Broadcast content is regulated in a variety of ways.
Radio and TV stations have the primary responsibility for ensuring that the material they broadcast meets community standards. Most aspects of program content are governed by codes of practice developed by industry groups representing the various broadcasting sectors. The ACMA registers codes once it is satisfied that broadcasters have undertaken public consultation and the codes contain appropriate community safeguards.
Some aspects of broadcasting are subject to licence conditions set out in the Broadcasting Services Act 1992. For example, commercial, community and other radio and television stations are subject to a licence condition prohibiting them from broadcasting tobacco advertisements.
Australian content and children’s programs on commercial television are regulated by compulsory program standards determined by the ACMA following consultation with the industry and the public.

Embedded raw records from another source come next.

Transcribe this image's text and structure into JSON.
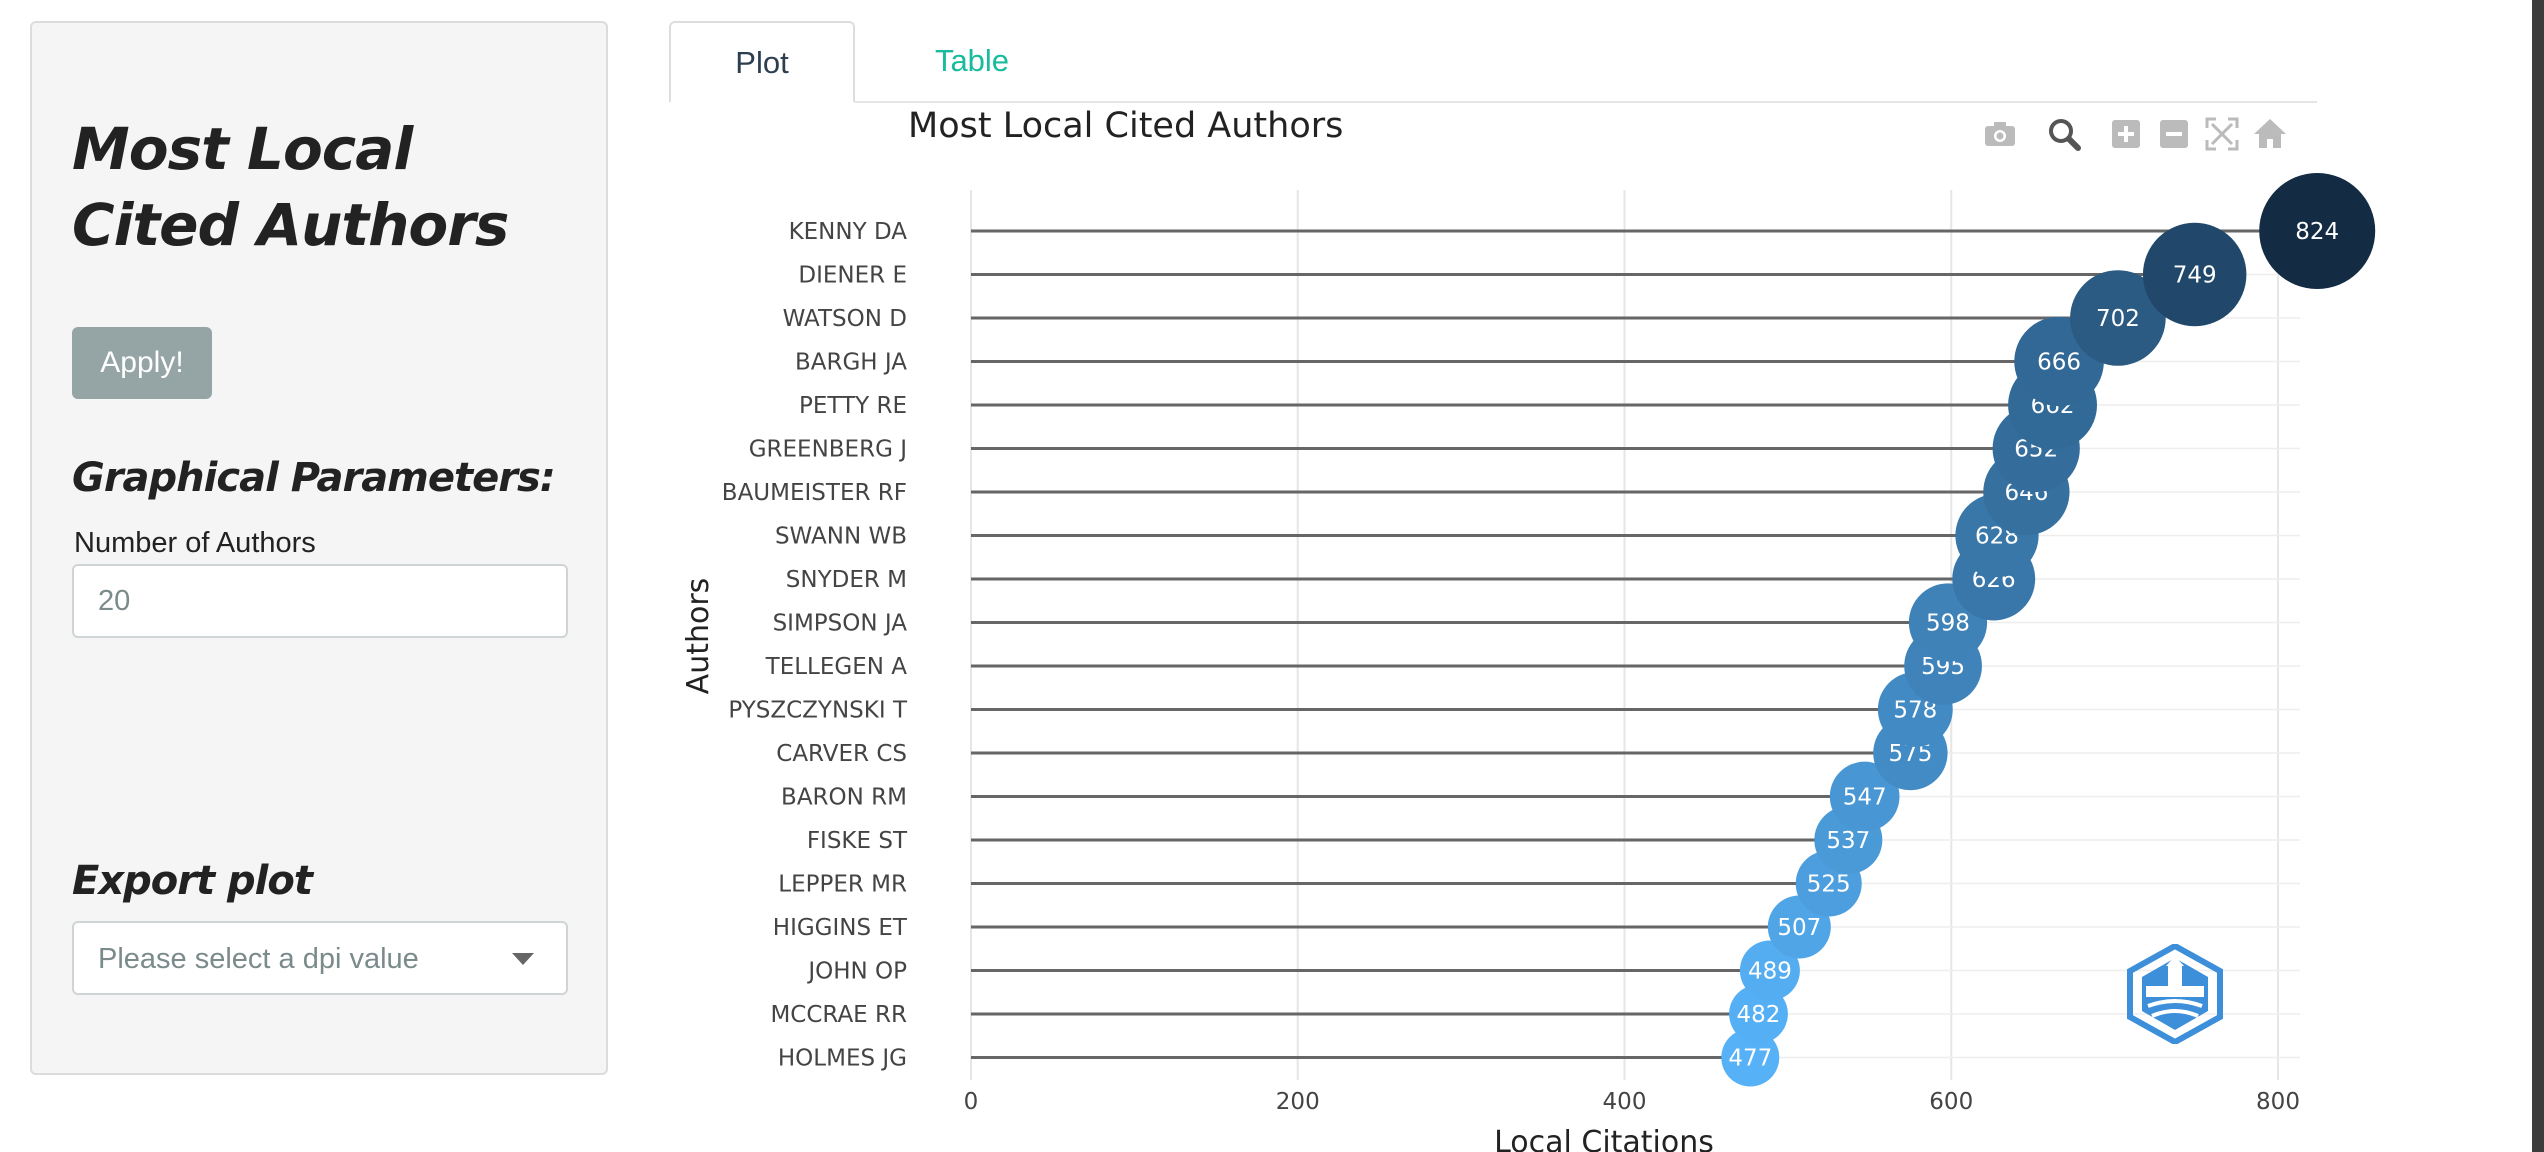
{
  "sidebar": {
    "title": "Most Local Cited Authors",
    "apply_label": "Apply!",
    "graphical_heading": "Graphical Parameters:",
    "num_authors_label": "Number of Authors",
    "num_authors_value": "20",
    "export_heading": "Export plot",
    "dpi_placeholder": "Please select a dpi value"
  },
  "tabs": [
    {
      "label": "Plot",
      "active": true
    },
    {
      "label": "Table",
      "active": false
    }
  ],
  "modebar": {
    "icons": [
      "camera-icon",
      "zoom-icon",
      "zoom-in-icon",
      "zoom-out-icon",
      "autoscale-icon",
      "home-icon"
    ],
    "icon_color": "#bbbbbb",
    "active_icon_color": "#555555"
  },
  "logo": {
    "text": "BIBLIOMETRIX",
    "color": "#3d8fd9"
  },
  "chart_data": {
    "type": "lollipop",
    "title": "Most Local Cited Authors",
    "xlabel": "Local Citations",
    "ylabel": "Authors",
    "xlim": [
      0,
      870
    ],
    "xticks": [
      0,
      200,
      400,
      600,
      800
    ],
    "categories": [
      "KENNY DA",
      "DIENER E",
      "WATSON D",
      "BARGH JA",
      "PETTY RE",
      "GREENBERG J",
      "BAUMEISTER RF",
      "SWANN WB",
      "SNYDER M",
      "SIMPSON JA",
      "TELLEGEN A",
      "PYSZCZYNSKI T",
      "CARVER CS",
      "BARON RM",
      "FISKE ST",
      "LEPPER MR",
      "HIGGINS ET",
      "JOHN OP",
      "MCCRAE RR",
      "HOLMES JG"
    ],
    "values": [
      824,
      749,
      702,
      666,
      662,
      652,
      646,
      628,
      626,
      598,
      595,
      578,
      575,
      547,
      537,
      525,
      507,
      489,
      482,
      477
    ],
    "grid": true,
    "color_low": "#56b1f7",
    "color_high": "#132b43",
    "stem_color": "#666666"
  }
}
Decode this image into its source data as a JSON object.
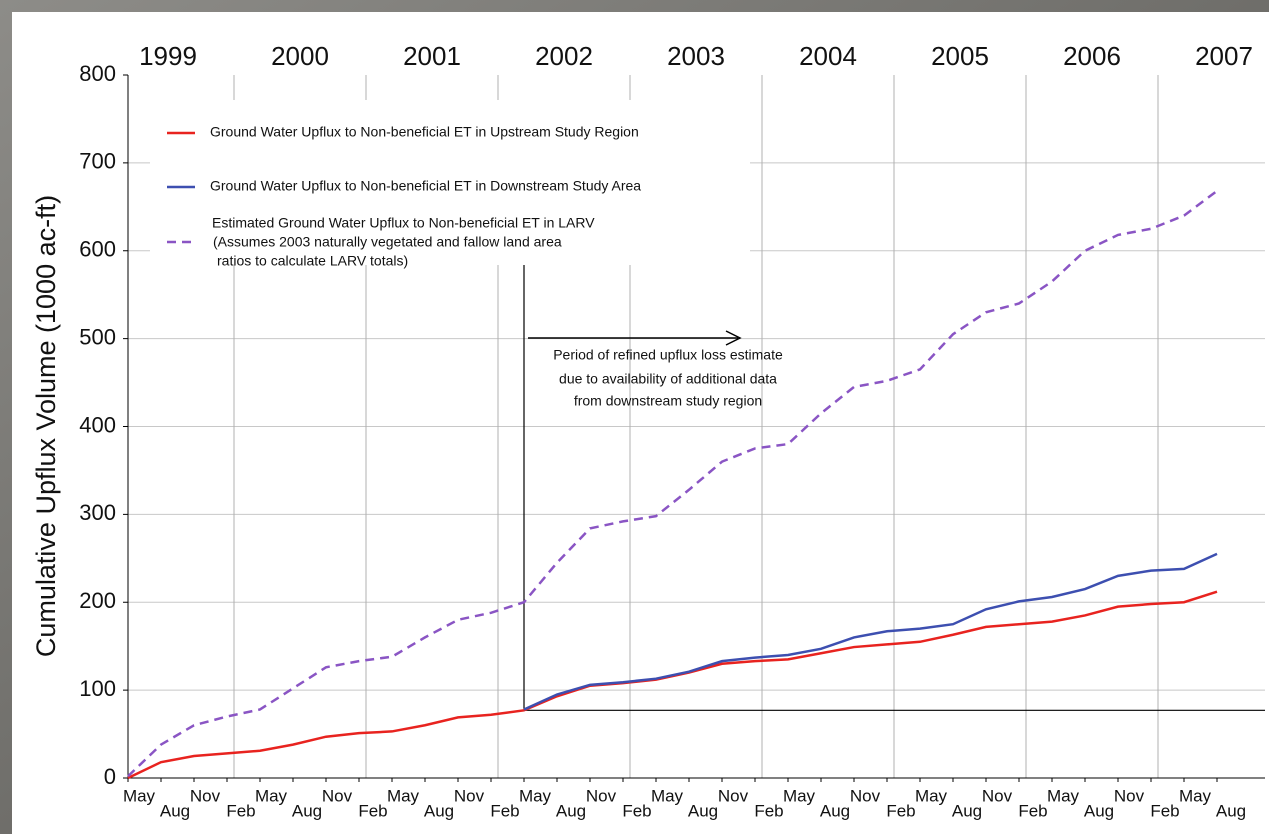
{
  "chart_data": {
    "type": "line",
    "y_label": "Cumulative Upflux Volume (1000 ac-ft)",
    "years": [
      "1999",
      "2000",
      "2001",
      "2002",
      "2003",
      "2004",
      "2005",
      "2006",
      "2007"
    ],
    "categories": [
      "May",
      "Aug",
      "Nov",
      "Feb",
      "May",
      "Aug",
      "Nov",
      "Feb",
      "May",
      "Aug",
      "Nov",
      "Feb",
      "May",
      "Aug",
      "Nov",
      "Feb",
      "May",
      "Aug",
      "Nov",
      "Feb",
      "May",
      "Aug",
      "Nov",
      "Feb",
      "May",
      "Aug",
      "Nov",
      "Feb",
      "May",
      "Aug",
      "Nov",
      "Feb",
      "May",
      "Aug"
    ],
    "ylim": [
      0,
      800
    ],
    "yticks": [
      0,
      100,
      200,
      300,
      400,
      500,
      600,
      700,
      800
    ],
    "grid": true,
    "series": [
      {
        "name": "Ground Water Upflux to Non-beneficial ET in Upstream Study Region",
        "color": "#e8231f",
        "style": "solid",
        "values": [
          0,
          18,
          25,
          28,
          31,
          38,
          47,
          51,
          53,
          60,
          69,
          72,
          77,
          93,
          105,
          108,
          112,
          120,
          130,
          133,
          135,
          142,
          149,
          152,
          155,
          163,
          172,
          175,
          178,
          185,
          195,
          198,
          200,
          212
        ]
      },
      {
        "name": "Ground Water Upflux to Non-beneficial ET in Downstream Study Area",
        "color": "#3d4fb0",
        "style": "solid",
        "values": [
          null,
          null,
          null,
          null,
          null,
          null,
          null,
          null,
          null,
          null,
          null,
          null,
          78,
          95,
          106,
          109,
          113,
          121,
          133,
          137,
          140,
          147,
          160,
          167,
          170,
          175,
          192,
          201,
          206,
          215,
          230,
          236,
          238,
          255
        ]
      },
      {
        "name": "Estimated Ground Water Upflux to Non-beneficial ET in LARV",
        "color": "#8a55c4",
        "style": "dashed",
        "values": [
          2,
          38,
          60,
          70,
          78,
          102,
          126,
          133,
          138,
          160,
          180,
          188,
          200,
          245,
          284,
          292,
          298,
          328,
          360,
          375,
          380,
          415,
          445,
          452,
          465,
          505,
          530,
          540,
          565,
          600,
          618,
          625,
          640,
          668
        ]
      }
    ],
    "legend_note": [
      "(Assumes 2003 naturally vegetated and fallow land area",
      "ratios to calculate LARV totals)"
    ],
    "annotation": [
      "Period of refined upflux loss estimate",
      "due to availability of additional data",
      "from downstream study region"
    ]
  }
}
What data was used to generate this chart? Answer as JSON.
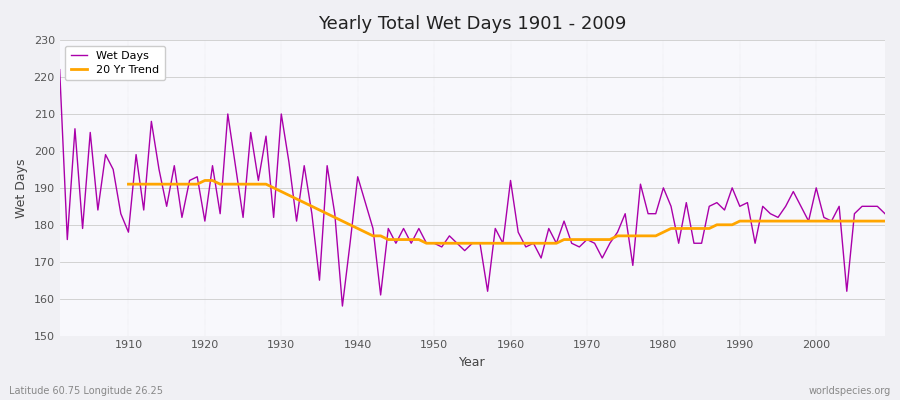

The ACMA has also determined further program standards and licence conditions dealing with particular issues. For example, commercial radio broadcasters are subject to standards requiring the disclosure of commercial agreements with the potential to affect the content of current affairs programs.
The ACMA monitors matters relating to some standards and licence conditions and can investigate complaints about them from the public. The ACMA also acts as an independent adjudicator where complaints about matters relating to codes of practice, including the ABC and SBS codes of practice, are not resolved between the complainant and the broadcaster concerned. If the ACMA finds a breach of a code of practice, licence condition or standard, it may take enforcement action to ensure future compliance.